Charo González Arias / Manuela, una salvadoreña pobre y madre de dos hijos, acudió al hospital cuando se le presentó una hemorragia en el primer trimestre del embarazo pero el personal médico, lejos de atenderla, la acusó de practicarse un aborto, siendo condenada a treinta años de cárcel. A los pocos meses de la sentencia falleció a causa del cáncer linfático que padecía sin haber recibido tratamiento médico, a pesar de que desde que acudió al hospital con bultos alrededor del cuello y sangrado el cáncer estaba en estado avanzado, lo que casi con toda seguridad le provocó la pérdida del embarazo. En su país el aborto está prohibido en todos los casos. Mainumby es de Paraguay, tiene diez años, está embarazada tras la violación de su padrastro y su vida corre peligro dada su corta edad y desarrollo incompleto del útero, además de padecer desnutrición y anemia. Aunque en ese país la legislación permite abortar en caso de riesgo para la vida de la madre, a la fecha ninguna autoridad judicial ha accedido a la solicitud del equipo médico. Lo que sí hicieron los jueces con anterioridad fue archivar la denuncia que interpuso la madre de la menor ante las sospechas de violación y ahora, tras conocerse el embarazo, meterla en la cárcel por complicidad en el delito, mientras su expareja sigue en paradero desconocido. En Perú grupos de activistas están tratando de reabrir el caso previamente archivado de las esterilizaciones forzadas a 300.000 mujeres indígenas, la mayoría quechuas, por orden de Alberto Fujimori en los años noventa. El plan gubernamental formaba parte de una política sanitaria con fines claramente eugenésicos que contó con financiamiento del Gobierno de Estados Unidos y de la propia ONU.
No sé si Foucault tenía en mente este tipo de ejemplos cuando utilizó por primera vez en los años setenta el término biopolítica, en referencia al mecanismo de control social por parte del Estado a través de la gestión política sobre los cuerpos, una forma de gobernabilidad de la población a través de la administración de sus vidas. Como plantea Javier Ugarte, tras el tránsito del “dejar vivir o hacer morir” de la Edad Antigua y Media, al más moderno “hacer vivir, dejar morir”, la selección de la población se puede desarrollar ahora sin derramamiento de sangre.

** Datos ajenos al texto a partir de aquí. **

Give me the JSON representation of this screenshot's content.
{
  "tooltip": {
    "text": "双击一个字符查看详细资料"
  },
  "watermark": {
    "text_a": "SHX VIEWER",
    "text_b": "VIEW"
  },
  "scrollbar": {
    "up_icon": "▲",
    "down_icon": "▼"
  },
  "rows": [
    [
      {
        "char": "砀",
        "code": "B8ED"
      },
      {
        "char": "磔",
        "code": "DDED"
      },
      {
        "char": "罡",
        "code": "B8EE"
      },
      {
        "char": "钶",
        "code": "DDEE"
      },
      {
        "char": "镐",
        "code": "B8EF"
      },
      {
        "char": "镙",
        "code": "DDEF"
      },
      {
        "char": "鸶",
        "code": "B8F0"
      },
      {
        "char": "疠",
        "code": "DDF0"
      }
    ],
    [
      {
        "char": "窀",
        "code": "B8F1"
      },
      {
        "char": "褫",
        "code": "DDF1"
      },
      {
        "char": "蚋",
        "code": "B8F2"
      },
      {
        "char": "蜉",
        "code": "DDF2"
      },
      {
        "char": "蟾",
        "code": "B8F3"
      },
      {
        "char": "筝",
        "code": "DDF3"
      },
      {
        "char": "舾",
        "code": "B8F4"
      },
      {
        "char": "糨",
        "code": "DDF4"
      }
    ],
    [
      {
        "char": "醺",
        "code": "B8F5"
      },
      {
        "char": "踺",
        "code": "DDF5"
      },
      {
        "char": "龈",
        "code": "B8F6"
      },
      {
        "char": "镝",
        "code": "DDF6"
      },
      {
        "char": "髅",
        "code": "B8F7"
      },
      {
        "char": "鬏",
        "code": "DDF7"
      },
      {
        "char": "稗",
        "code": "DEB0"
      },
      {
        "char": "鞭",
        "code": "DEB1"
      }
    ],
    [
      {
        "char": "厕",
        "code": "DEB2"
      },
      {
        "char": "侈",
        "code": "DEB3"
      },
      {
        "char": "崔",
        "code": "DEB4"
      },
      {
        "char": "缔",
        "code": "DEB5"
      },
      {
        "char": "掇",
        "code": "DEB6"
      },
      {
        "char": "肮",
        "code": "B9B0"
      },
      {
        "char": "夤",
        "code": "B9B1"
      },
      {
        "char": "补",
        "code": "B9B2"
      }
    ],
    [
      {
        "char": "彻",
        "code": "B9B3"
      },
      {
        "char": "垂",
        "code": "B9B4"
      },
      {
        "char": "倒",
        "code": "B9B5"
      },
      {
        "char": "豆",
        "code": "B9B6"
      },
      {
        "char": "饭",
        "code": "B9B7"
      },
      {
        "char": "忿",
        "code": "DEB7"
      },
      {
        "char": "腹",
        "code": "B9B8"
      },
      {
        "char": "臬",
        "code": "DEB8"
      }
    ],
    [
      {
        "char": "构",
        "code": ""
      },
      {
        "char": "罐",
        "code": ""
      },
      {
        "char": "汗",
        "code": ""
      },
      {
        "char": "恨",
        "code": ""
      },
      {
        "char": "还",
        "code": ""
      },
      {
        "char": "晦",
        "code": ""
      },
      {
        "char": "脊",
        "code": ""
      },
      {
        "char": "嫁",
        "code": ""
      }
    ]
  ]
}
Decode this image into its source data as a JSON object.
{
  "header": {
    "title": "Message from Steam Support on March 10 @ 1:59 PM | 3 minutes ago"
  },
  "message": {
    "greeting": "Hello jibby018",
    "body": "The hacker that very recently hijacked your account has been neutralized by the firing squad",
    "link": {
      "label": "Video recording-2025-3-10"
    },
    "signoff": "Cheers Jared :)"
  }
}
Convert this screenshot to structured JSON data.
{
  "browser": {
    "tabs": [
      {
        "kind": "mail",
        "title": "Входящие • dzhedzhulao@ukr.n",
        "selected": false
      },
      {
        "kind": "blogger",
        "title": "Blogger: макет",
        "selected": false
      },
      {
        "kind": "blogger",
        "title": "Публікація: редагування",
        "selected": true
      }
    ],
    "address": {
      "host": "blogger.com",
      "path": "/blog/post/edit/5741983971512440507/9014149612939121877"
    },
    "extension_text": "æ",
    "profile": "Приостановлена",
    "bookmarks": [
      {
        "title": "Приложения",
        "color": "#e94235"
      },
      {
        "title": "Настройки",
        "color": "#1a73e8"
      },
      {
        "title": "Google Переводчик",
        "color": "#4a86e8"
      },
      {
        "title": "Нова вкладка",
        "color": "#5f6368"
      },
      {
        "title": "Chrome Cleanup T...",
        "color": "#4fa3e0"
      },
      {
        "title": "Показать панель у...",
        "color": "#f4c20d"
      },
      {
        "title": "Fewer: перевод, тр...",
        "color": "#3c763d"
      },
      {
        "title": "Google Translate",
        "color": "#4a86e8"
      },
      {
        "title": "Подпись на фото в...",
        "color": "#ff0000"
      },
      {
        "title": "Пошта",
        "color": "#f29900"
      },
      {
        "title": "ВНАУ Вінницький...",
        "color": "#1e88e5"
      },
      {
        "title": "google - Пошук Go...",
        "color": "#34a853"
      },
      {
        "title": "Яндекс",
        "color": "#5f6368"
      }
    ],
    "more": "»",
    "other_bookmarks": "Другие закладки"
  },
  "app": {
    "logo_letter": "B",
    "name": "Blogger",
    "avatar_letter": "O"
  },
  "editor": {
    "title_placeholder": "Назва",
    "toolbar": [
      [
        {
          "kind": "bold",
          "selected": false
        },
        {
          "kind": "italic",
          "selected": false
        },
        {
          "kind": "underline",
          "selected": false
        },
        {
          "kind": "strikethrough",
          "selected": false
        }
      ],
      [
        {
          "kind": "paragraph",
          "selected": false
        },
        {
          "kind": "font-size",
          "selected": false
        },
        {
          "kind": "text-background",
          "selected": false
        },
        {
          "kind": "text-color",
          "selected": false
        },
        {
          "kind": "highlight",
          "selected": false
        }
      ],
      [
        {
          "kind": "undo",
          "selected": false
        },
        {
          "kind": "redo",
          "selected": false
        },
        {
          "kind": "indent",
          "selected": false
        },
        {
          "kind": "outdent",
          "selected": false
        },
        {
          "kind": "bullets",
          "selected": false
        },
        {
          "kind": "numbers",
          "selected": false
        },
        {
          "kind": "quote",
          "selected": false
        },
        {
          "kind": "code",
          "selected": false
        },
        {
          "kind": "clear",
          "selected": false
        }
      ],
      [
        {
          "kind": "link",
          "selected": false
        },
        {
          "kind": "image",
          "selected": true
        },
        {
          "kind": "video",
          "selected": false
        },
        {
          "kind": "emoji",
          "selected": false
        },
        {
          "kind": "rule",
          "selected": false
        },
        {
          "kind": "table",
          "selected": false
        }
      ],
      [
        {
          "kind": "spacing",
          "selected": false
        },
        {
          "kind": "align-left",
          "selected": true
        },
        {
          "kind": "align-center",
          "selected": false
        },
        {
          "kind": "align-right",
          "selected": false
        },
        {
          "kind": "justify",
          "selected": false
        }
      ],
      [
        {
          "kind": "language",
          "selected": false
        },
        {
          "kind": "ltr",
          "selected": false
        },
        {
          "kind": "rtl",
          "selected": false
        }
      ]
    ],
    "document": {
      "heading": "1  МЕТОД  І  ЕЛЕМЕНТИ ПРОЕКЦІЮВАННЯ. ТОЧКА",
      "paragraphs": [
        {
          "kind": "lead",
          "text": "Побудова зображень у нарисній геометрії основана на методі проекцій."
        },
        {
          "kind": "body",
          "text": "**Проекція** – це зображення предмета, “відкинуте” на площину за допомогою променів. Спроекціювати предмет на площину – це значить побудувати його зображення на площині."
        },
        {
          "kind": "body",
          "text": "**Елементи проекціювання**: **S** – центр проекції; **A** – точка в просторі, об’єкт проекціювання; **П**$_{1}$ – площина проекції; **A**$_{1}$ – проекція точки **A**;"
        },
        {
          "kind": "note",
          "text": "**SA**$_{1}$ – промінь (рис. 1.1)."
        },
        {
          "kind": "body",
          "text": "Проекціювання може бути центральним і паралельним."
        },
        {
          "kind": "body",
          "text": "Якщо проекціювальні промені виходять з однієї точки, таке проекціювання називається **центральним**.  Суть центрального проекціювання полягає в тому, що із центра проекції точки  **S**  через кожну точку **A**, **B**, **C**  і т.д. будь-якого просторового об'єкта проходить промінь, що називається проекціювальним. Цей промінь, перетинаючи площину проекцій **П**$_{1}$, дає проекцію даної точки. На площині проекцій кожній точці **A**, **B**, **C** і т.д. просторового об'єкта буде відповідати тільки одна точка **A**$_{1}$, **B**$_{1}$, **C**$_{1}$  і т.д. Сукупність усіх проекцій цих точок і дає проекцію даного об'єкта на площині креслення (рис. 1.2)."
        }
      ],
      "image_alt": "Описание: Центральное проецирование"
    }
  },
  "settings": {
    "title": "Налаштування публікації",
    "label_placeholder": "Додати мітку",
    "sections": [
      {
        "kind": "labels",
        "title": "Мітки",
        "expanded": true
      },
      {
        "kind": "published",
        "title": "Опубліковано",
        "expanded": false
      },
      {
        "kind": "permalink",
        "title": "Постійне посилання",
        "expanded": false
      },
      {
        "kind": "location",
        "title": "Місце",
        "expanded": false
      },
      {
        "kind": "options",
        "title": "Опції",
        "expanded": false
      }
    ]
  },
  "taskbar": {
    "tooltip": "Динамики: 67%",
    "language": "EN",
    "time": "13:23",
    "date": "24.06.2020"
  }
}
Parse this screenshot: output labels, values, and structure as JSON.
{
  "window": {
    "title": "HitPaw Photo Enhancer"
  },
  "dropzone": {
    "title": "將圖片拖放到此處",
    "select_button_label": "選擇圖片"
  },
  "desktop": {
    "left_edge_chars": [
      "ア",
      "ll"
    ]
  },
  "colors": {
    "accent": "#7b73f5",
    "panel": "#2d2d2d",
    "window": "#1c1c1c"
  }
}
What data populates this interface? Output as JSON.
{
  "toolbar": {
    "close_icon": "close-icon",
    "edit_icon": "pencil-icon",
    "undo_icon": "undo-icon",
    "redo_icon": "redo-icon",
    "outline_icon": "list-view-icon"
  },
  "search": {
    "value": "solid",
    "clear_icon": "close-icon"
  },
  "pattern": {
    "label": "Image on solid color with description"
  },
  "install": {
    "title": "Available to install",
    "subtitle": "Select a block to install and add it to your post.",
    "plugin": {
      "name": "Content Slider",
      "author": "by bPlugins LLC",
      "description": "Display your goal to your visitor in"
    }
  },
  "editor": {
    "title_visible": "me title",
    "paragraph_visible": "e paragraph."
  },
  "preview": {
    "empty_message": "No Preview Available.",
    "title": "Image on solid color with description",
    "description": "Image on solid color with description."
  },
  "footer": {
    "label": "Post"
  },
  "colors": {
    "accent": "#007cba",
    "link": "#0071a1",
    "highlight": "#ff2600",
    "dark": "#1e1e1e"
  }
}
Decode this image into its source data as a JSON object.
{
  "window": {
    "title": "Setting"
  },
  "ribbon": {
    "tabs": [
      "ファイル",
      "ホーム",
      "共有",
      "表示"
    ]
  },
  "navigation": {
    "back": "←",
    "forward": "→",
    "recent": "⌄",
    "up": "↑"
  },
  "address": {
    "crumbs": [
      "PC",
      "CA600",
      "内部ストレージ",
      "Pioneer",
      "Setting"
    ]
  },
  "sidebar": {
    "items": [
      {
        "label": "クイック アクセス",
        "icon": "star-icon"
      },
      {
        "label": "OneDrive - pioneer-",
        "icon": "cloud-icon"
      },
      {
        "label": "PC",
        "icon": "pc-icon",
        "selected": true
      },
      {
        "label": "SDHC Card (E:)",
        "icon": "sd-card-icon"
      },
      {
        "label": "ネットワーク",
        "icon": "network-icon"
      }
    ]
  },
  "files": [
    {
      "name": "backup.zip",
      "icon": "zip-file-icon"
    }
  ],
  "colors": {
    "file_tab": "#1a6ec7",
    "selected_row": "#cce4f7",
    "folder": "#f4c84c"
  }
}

Y parece que en ese tipo de gestión pública los cuerpos de las mujeres han representado lugares privilegiados para el despliegue de técnicas de poder. Antaño con la quema de brujas como dice Silvia Federici, hoy mediante la “desaparición” demográfica de 200 millones de mujeres de acuerdo con el premio nobel de economía Amartya Sen. Pero desafortunadamente sus cuerpos no son el único campo de batalla. Las reiteradas tragedias en las costas mediterráneas han acabado con la vida de decenas de miles de migrantes en los últimos años, mientras Europa refuerza sus fronteras y endurece las leyes migratorias. En Estados Unidos policías blancos asesinan personas negras con total impunidad, en una versión moderna del Ku Klux Klan, mientras la Border Patrol hace lo propio disparando por la espalda a migrantes mexicanos indocumentados. Las hambrunas y sequías persisten inexplicables en tiempos de abundancia y derroche en el Norte, acabando con la vida en el Sur. Y México continúa buscando a los 43 estudiantes desaparecidos con la complicidad del Estado desde el año pasado, mientras el mundo se desangra en guerras de alta y baja intensidad, civiles, preventivas, nacionalistas, genocidas, pero todas con alto poder letal.
Tal vez el primero que tuvo una idea biopolítica fue el genial escritor irlandés Jonathan Swift, cuando en el siglo XVIII planteaba irónicamente una solución para acabar a la vez con la pobreza y con el hambre: que los terratenientes se comieran a los hijos de los campesinos pobres que no podían pagar la renta de las tierras. Aunque el panorama internacional no parece muy halagüeño, confiemos en que el nuevo escenario político nacional que se dibuja en el país contribuya a transformar la biopolítica en bioética.